Monday, June 1, 2015

Meet the Republicans

Nicolas Sarkozy has made good on his promise to rebaptize the battered, beleaguered, broke, and discredited UMP "the Republicans." The Republic, said Adolphe Thiers, is the regime that divides us the least, but the Republicans have been born divided. "It's more than a glitch," said Nathalie Kosciusko-Morizet (I love to write that name!). "For me, it's the resurgence of the old party. That's not what the Republicans should be!"

Indeed not, but how could they be otherwise? There has been no rethinking of the party's ideology since 2012, no reckoning with its corrupt practices (J.-F. Copé, who was at the heart of the corruption, appears alongside Eric Woerth and Brice Hortefeux in a photo of the event--and of course Sarkozy, still under investigation in numerous affairs, is the party leader), and no generational renewal (although Bruno Le Maire has made such renewal the premise of his bid for the presidential nomination).

The sham reinvention of the UMP reveals the contradiction at the heart of France's major political parties. On the one hand they are vehicles of personal ambition and must become cults of personality molded anew around each presidential candidate at five-year intervals. On the other hand they are, as the French like to say, "political families," loose coalitions of individuals who share certain precepts of government. As Alain Juppé boldly proclaimed when booed by a fair proportion of the La Villette audience, "This is my political family, and I will remain part of it no matter what." The problem is that what joins Juppé to the family is no longer clear, now that the family has been remade in the image of Sarkozy.

The audience also booed François Fillon, who has become, among certain Sarkozystes, the bouc émissaire for their hero's failures as president. Fillon is in a tough spot. As ex-prime minister, he can't run away from policy failure as easily as the ex-president can. "Presidential" is a free-floating signifier for the mix of ideology and personality that is supposed to capture the mood of the electorate. In order to be presidential in 2007, Sarkozy made himself reformist, neoliberal, pro-European, and pro-American; his pugnacity came naturally. To be presidential in 2012, Hollande portrayed himself as anti-Sarkozyste, anti-finance, and "normal." To be presidential in 2017, Sarkozy has begun to underscore his nationalism, secularism, anti-liberalism, and anti-"mediocrity" while soft-pedaling the (all too irrepressible) pugnacity (as he tried to do, only partially successfully, in an interview on France2 last night).
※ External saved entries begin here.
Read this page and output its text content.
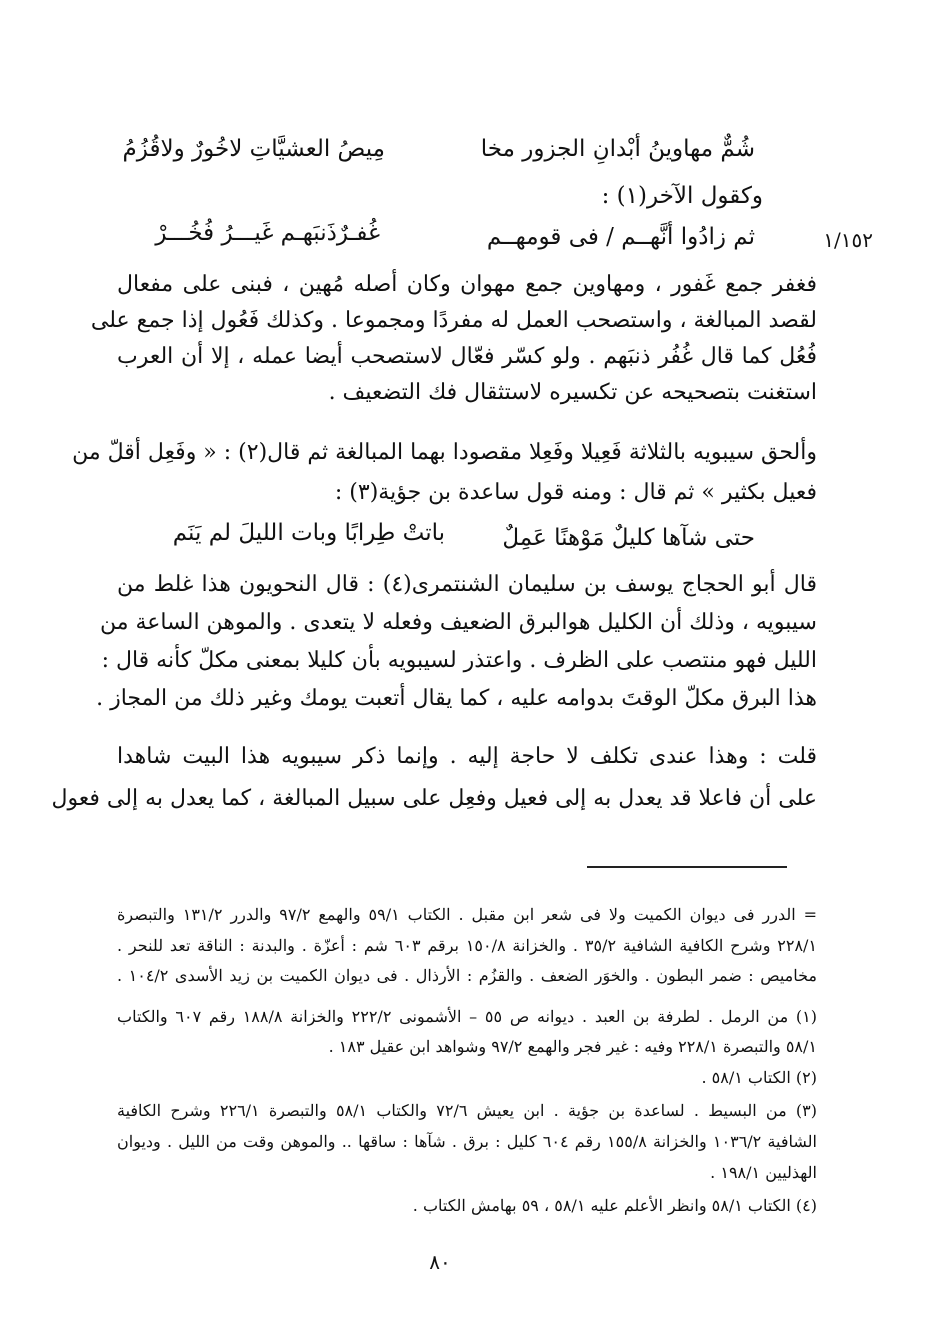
شُمٌّ مهاوينُ أبْدانِ الجزور مخا
مِيصُ العشيَّاتِ لاخُورٌ ولاقُزُمُ
وكقول الآخر(١) :
١/١٥٢
ثم زادُوا أنَّهــم / فى قومهــم
غُفـرٌذَنبَهـم غَيـــرُ فُخُـــرْ
فغفر جمع غَفور ، ومهاوين جمع مهوان وكان أصله مُهين ، فبنى على مفعال
لقصد المبالغة ، واستصحب العمل له مفردًا ومجموعا . وكذلك فَعُول إذا جمع على
فُعُل كما قال غُفُر ذنبَهم . ولو كسّر فعّال لاستصحب أيضا عمله ، إلا أن العرب
استغنت بتصحيحه عن تكسيره لاستثقال فك التضعيف .
وألحق سيبويه بالثلاثة فَعِيلا وفَعِلا مقصودا بهما المبالغة ثم قال(٢) : « وفَعِل أقلّ من
فعيل بكثير » ثم قال : ومنه قول ساعدة بن جؤية(٣) :
حتى شآها كليلٌ مَوْهنًا عَمِلٌ
باتتْ طِرابًا وبات الليلَ لم يَنَم
قال أبو الحجاج يوسف بن سليمان الشنتمرى(٤) : قال النحويون هذا غلط من
سيبويه ، وذلك أن الكليل هوالبرق الضعيف وفعله لا يتعدى . والموهن الساعة من
الليل فهو منتصب على الظرف . واعتذر لسيبويه بأن كليلا بمعنى مكلّ كأنه قال :
هذا البرق مكلّ الوقتَ بدوامه عليه ، كما يقال أتعبت يومك وغير ذلك من المجاز .
قلت : وهذا عندى تكلف لا حاجة إليه . وإنما ذكر سيبويه هذا البيت شاهدا
على أن فاعلا قد يعدل به إلى فعيل وفعِل على سبيل المبالغة ، كما يعدل به إلى فعول
= الدرر فى ديوان الكميت ولا فى شعر ابن مقبل . الكتاب ٥٩/١ والهمع ٩٧/٢ والدرر ١٣١/٢ والتبصرة
٢٢٨/١ وشرح الكافية الشافية ٣٥/٢ . والخزانة ١٥٠/٨ برقم ٦٠٣ شم : أعزّة . والبدنة : الناقة تعد للنحر .
مخاميص : ضمر البطون . والخوَر الضعف . والقزُم : الأرذال . فى ديوان الكميت بن زيد الأسدى ١٠٤/٢ .
(١) من الرمل . لطرفة بن العبد . ديوانه ص ٥٥ – الأشمونى ٢٢٢/٢ والخزانة ١٨٨/٨ رقم ٦٠٧ والكتاب
٥٨/١ والتبصرة ٢٢٨/١ وفيه : غير فجر والهمع ٩٧/٢ وشواهد ابن عقيل ١٨٣ .
(٢) الكتاب ٥٨/١ .
(٣) من البسيط . لساعدة بن جؤية . ابن يعيش ٧٢/٦ والكتاب ٥٨/١ والتبصرة ٢٢٦/١ وشرح الكافية
الشافية ١٠٣٦/٢ والخزانة ١٥٥/٨ رقم ٦٠٤ كليل : برق . شآها : ساقها .. والموهن وقت من الليل . وديوان
الهذليين ١٩٨/١ .
(٤) الكتاب ٥٨/١ وانظر الأعلم عليه ٥٨/١ ، ٥٩ بهامش الكتاب .
٨٠
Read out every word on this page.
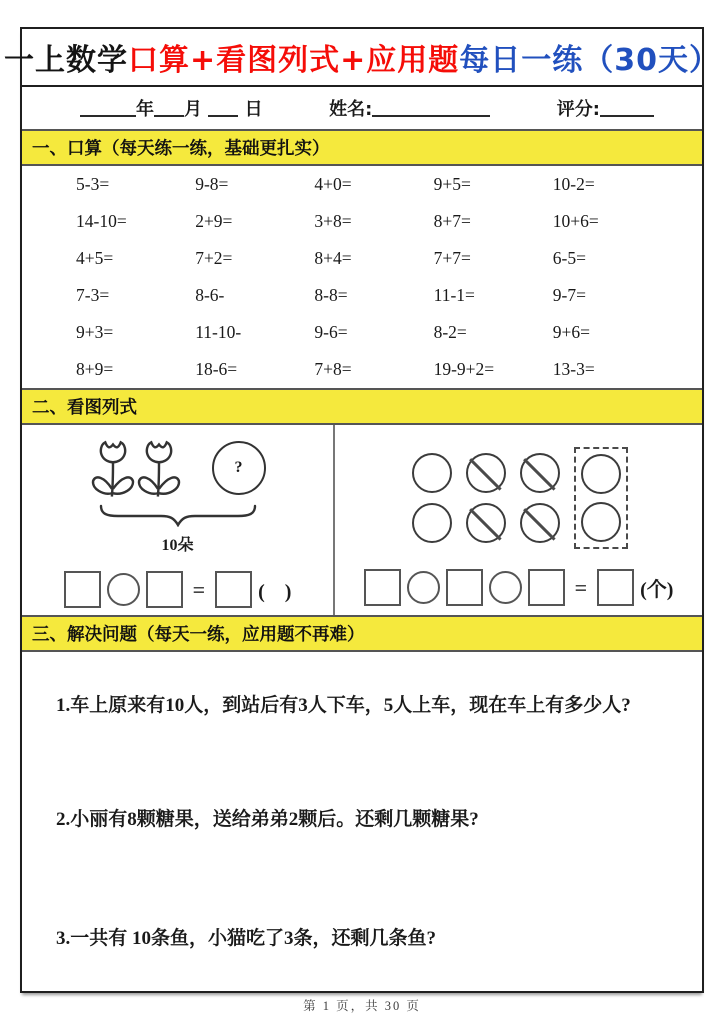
一上数学 口算+看图列式+应用题 每日一练（30天）
年 月 日	姓名:	评分:
一、口算（每天练一练，基础更扎实）
5-3=	9-8=	4+0=	9+5=	10-2=
14-10=	2+9=	3+8=	8+7=	10+6=
4+5=	7+2=	8+4=	7+7=	6-5=
7-3=	8-6-	8-8=	11-1=	9-7=
9+3=	11-10-	9-6=	8-2=	9+6=
8+9=	18-6=	7+8=	19-9+2=	13-3=
二、看图列式
?
10朵
=	(　)	=	(个)
三、解决问题（每天一练，应用题不再难）
1.车上原来有10人，到站后有3人下车，5人上车，现在车上有多少人?
2.小丽有8颗糖果，送给弟弟2颗后。还剩几颗糖果?
3.一共有 10条鱼，小猫吃了3条，还剩几条鱼?
第 1 页，共 30 页
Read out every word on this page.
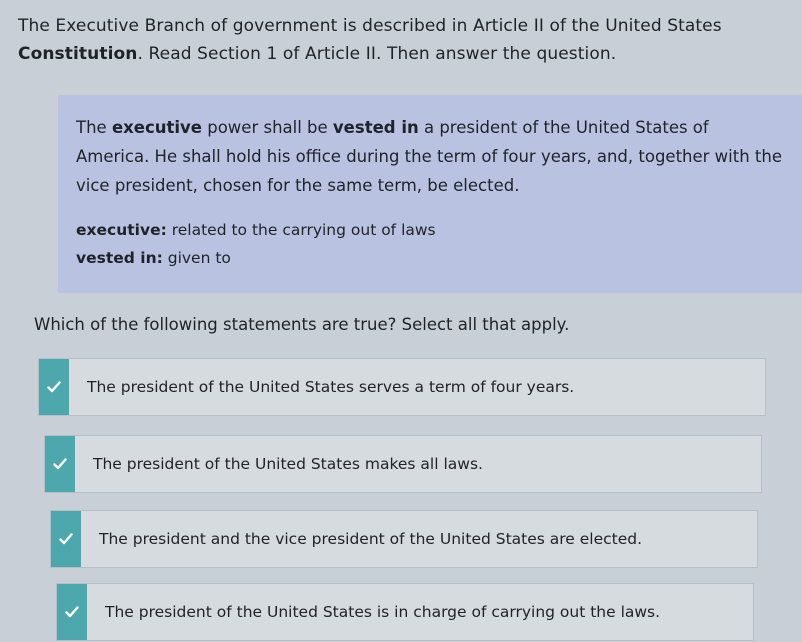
The Executive Branch of government is described in Article II of the United States
Constitution. Read Section 1 of Article II. Then answer the question.

The executive power shall be vested in a president of the United States of America. He shall hold his office during the term of four years, and, together with the vice president, chosen for the same term, be elected.

executive: related to the carrying out of laws

vested in: given to

Which of the following statements are true? Select all that apply.
The president of the United States serves a term of four years.
The president of the United States makes all laws.
The president and the vice president of the United States are elected.
The president of the United States is in charge of carrying out the laws.
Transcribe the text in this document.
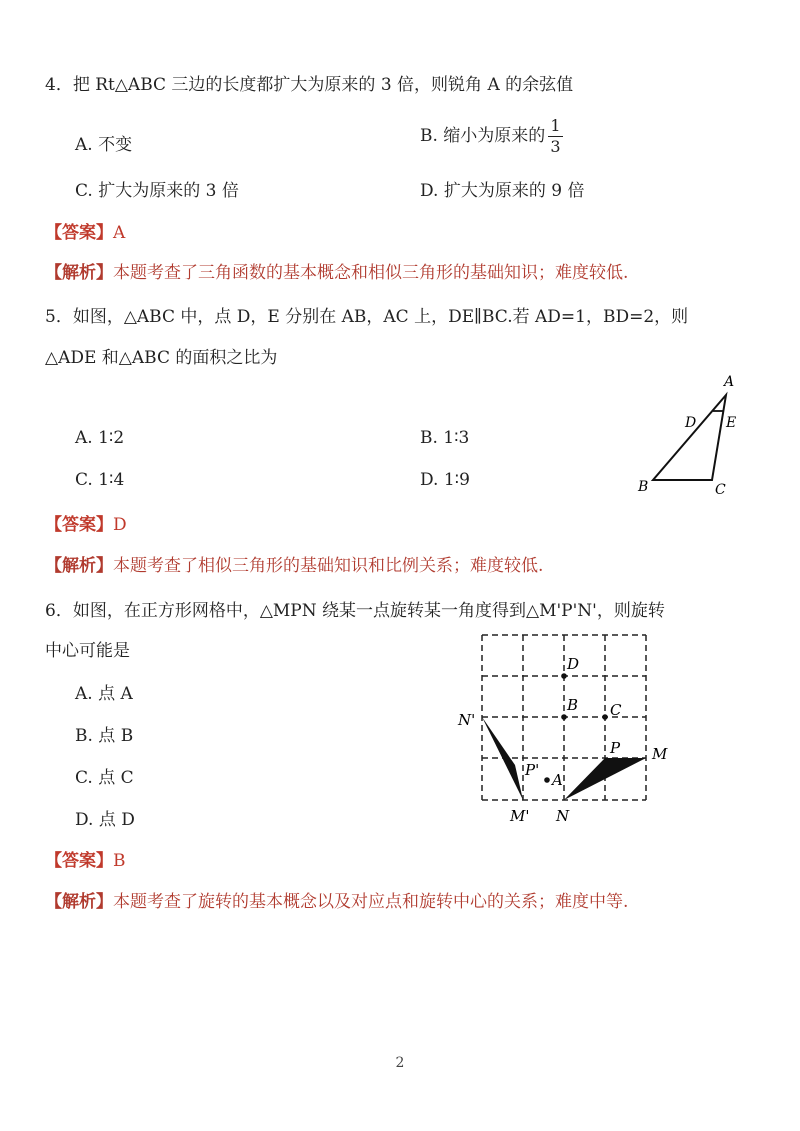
4．把 Rt△ABC 三边的长度都扩大为原来的 3 倍，则锐角 A 的余弦值
A. 不变	B. 缩小为原来的 $\frac{1}{3}$
C. 扩大为原来的 3 倍	D. 扩大为原来的 9 倍
【答案】A
【解析】本题考查了三角函数的基本概念和相似三角形的基础知识；难度较低.
5．如图，△ABC 中，点 D，E 分别在 AB，AC 上，DE∥BC.若 AD=1，BD=2，则
△ADE 和△ABC 的面积之比为
A. 1∶2	B. 1∶3
C. 1∶4	D. 1∶9
A
D E
B	C
【答案】D
【解析】本题考查了相似三角形的基础知识和比例关系；难度较低.
6．如图，在正方形网格中，△MPN 绕某一点旋转某一角度得到△M'P'N'，则旋转
中心可能是
A. 点 A
B. 点 B
C. 点 C
D. 点 D
D
B C
N'
P'
A
P M
M' N
【答案】B
【解析】本题考查了旋转的基本概念以及对应点和旋转中心的关系；难度中等.
2
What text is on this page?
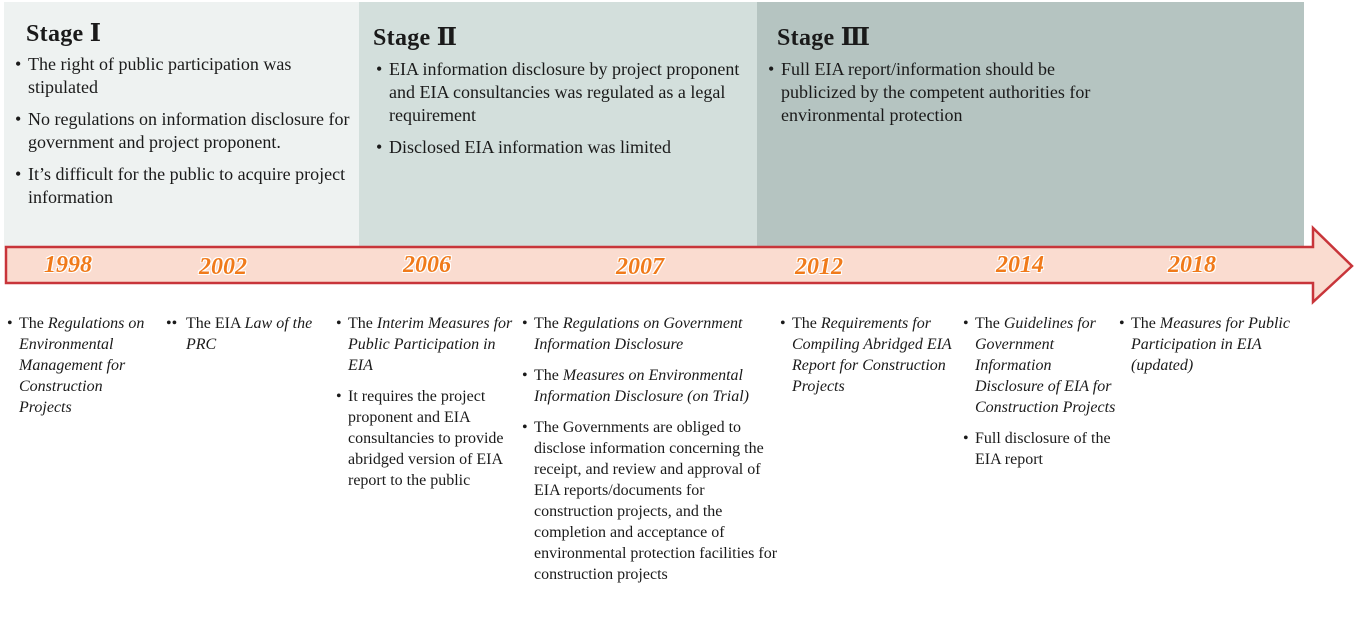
Stage Ⅰ
• The right of public participation was stipulated
• No regulations on information disclosure for government and project proponent.
• It’s difficult for the public to acquire project information
Stage Ⅱ
• EIA information disclosure by project proponent and EIA consultancies was regulated as a legal requirement
• Disclosed EIA information was limited
Stage Ⅲ
• Full EIA report/information should be publicized by the competent authorities for environmental protection
1998	2002	2006	2007	2012	2014	2018
• The Regulations on Environmental Management for Construction Projects
•• The EIA Law of the PRC
• The Interim Measures for Public Participation in EIA
• It requires the project proponent and EIA consultancies to provide abridged version of EIA report to the public
• The Regulations on Government Information Disclosure
• The Measures on Environmental Information Disclosure (on Trial)
• The Governments are obliged to disclose information concerning the receipt, and review and approval of EIA reports/documents for construction projects, and the completion and acceptance of environmental protection facilities for construction projects
• The Requirements for Compiling Abridged EIA Report for Construction Projects
• The Guidelines for Government Information Disclosure of EIA for Construction Projects
• Full disclosure of the EIA report
• The Measures for Public Participation in EIA (updated)
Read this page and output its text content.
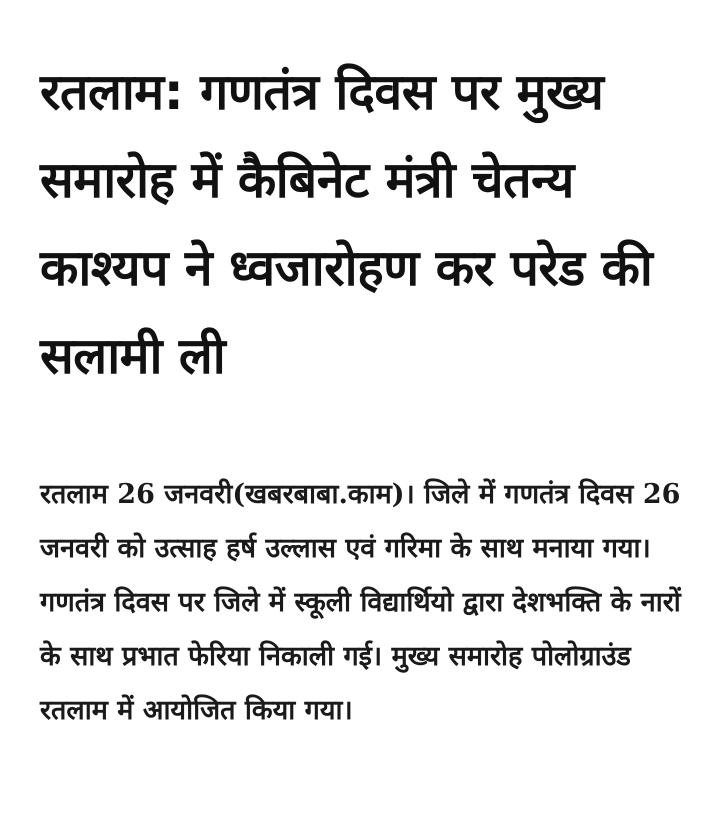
रतलाम: गणतंत्र दिवस पर मुख्य समारोह में कैबिनेट मंत्री चेतन्य काश्यप ने ध्वजारोहण कर परेड की सलामी ली

रतलाम 26 जनवरी(खबरबाबा.काम)। जिले में गणतंत्र दिवस 26 जनवरी को उत्साह हर्ष उल्लास एवं गरिमा के साथ मनाया गया। गणतंत्र दिवस पर जिले में स्कूली विद्यार्थियो द्वारा देशभक्ति के नारों के साथ प्रभात फेरिया निकाली गई। मुख्य समारोह पोलोग्राउंड रतलाम में आयोजित किया गया।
In that interview, the most bathetic passage was surely the one in which the former president tried to elicit a tear of sympathy for Eric Woerth's five years of tribulations with the courts. Although the charges against him were dismissed, Woerth hardly emerged unscathed from the saga, and in any case the dismissal of charges against Woerth doesn't affect Sarkozy's various legal entanglements, even though the ex-pres artfully sought to transform the judgment into exoneration of himself, the ultimate martyr of Woerth's persecutors. The sorrows of young Woerth reflect the vaulting ambitions of wily old Sarkozy.